On retrouve les personnages exactement là où on les a laissé dans le tome précédent et beaucoup de rappels sont faits de-ci, de-là pour nous permettre de bien nous remettre les événements en tête. J’avais un peu peur d’être perdue car je ne me souvenais pas de tous les détails mais ces rappels sont bien amenés et bienvenus.

Qu’on suive Harte, Esta, Viola ou Jianyu, chaque personnage à son propre caractère, ses soucis et évolue au fil des chapitres. Toutes leurs histoires en forme finalement une seule et on en découvre peu à peu les ramifications. C’est un roman dense, intense et qui demande finalement une implication du lecteur. On ne peut que s’attacher à ces différents personnages qui se battent pour les causes qu’ils pensent justes. Qui font des erreurs parfois. Qui trichent et qui mentent. Mais qui rêve surtout d’une vie meilleure, qui font tout pour y arriver et pour prendre soin des gens auxquels ils tiennent.

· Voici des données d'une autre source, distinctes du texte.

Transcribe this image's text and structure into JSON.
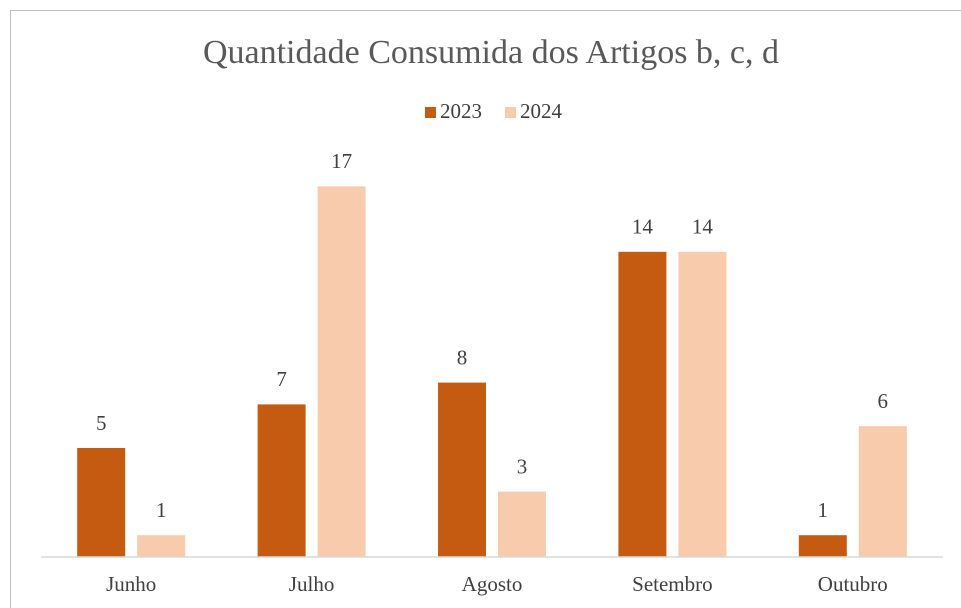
{
  "chart_data": {
    "type": "bar",
    "title": "Quantidade Consumida dos Artigos b, c, d",
    "categories": [
      "Junho",
      "Julho",
      "Agosto",
      "Setembro",
      "Outubro"
    ],
    "series": [
      {
        "name": "2023",
        "color": "#c55a11",
        "values": [
          5,
          7,
          8,
          14,
          1
        ]
      },
      {
        "name": "2024",
        "color": "#f8cbad",
        "values": [
          1,
          17,
          3,
          14,
          6
        ]
      }
    ],
    "ylim": [
      0,
      18
    ],
    "legend": "top"
  }
}
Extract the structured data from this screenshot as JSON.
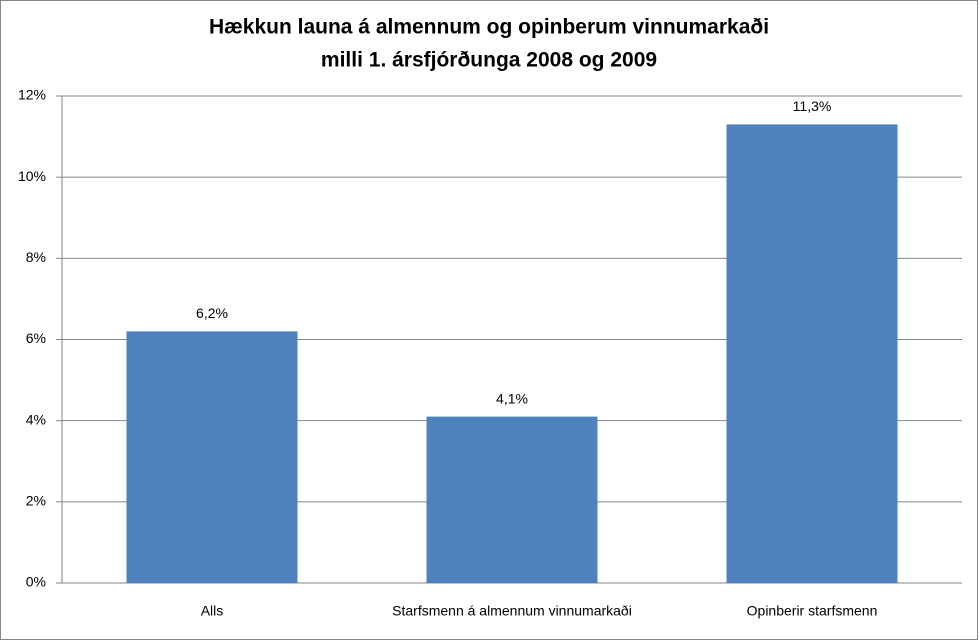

Dans le premier tome, si la magie était interdite est chaleureuse, elle prend ici une autre direction et elle devient plus froide et plus dangereuse. On découvre la vie derrière la barrière et on assiste à cette découverte aux côtés de Harte qui a toujours voulu s’en émanciper. Déjà dans le premier opus, Harte était un personnage que j’appréciais particulièrement. Ce second tome n’a fait que le confirmer. Son côté baratineur se fait là plus torturé et sa vision de la magie est tellement différent de celle d’Esta que les deux points de vue se confrontent et sont compréhensibles.

Je m’arrête aussi sur les détails du décor qui parsèment le texte, notamment sur l’Exposition Universelle de Saint-Louis qui a l’air très documentée. Tout ceci contribue à l’ambiance du roman et nous plonge dans un moment historique parsemé de moments plus fantastiques mais qui s’intègrent parfaitement bien.

Un seul point d’attention : il faut vraiment prendre garde à la date donnée à chaque début de chapitre.

En bref un ouvrage bourré d’action et de réflexions dont j’ai hâte de connaître la suite.